Mike Polling (the author of "The Key of Tirandor", an excellent scenario in White Dwarf #49-50 that is to be reprinted in "In From The Cold") describes a problem in fantasy fiction and gaming that he calls taxonomic reduction. It begins with a demand for details about elves, for example - their social organization, clothing, breeding habits, and so on. So you get a supplement with all that stuff... hit points for Grey Elves, magic for High Elves, eye colour and what they eat. Now you can play an elf. But actually all you are playing is another kind of human being.
Okay, so now your players start to sense that something has gone. Elves used to be mysterious. Now they know more about them than they do about Yanomami Indians. So you have to bring in something new. You scour legends until you find Trows, say, or Sith. Just words. Now they take the place of the elves who have been filed and categorized into meaninglessness. Yet pretty soon a player says, "How can I get to play a trow character?" and the whole reductive process begins again.
The point is: you don’t need player-character elves or dwarves. Unless of course you want to recreate Lord of the Rings in your games, in which case stop playing Legend right now because it’s not that kind of setting - what you want is D&D or MERP. Human beings (or rather mortals, as the term is in Legend) already have infinite diversity.
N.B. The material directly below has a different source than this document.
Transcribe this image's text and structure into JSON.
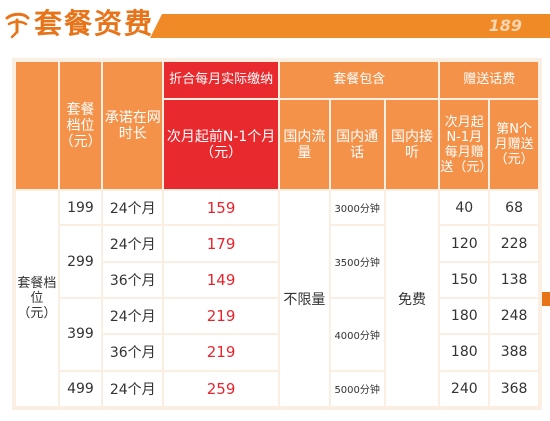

If you aren't able to find that in your own role-playing ability, dressing up as an elf isn’t going to do it for you.
We have to have the rules in role-playing, but they’re a necessary evil. They shouldn't be allowed to shape the way we think about the world and characters. And most especially they shouldn't be allowed to stifle the magic and mystery that's the whole point of choosing Legend as your game world in the first place.
Of course, DW is a game system as well as a milieu. So you're perfectly at liberty to chuck out the low-magic medieval setting and spooky flavour and just use the rules for combat and magic. My own gaming group did it the other way round: our games are set in Legend but we use our own GURPS variant, 7URPS."
(Posted 24 August 2010 in "Fabled Lands")
If you want to create DW professions for non-humans, then that's fine. Personally, I prefer Dave Morris' approach and limit my players to humans only... That way the non-humans remain strange and exotic. (But that's just my preference.)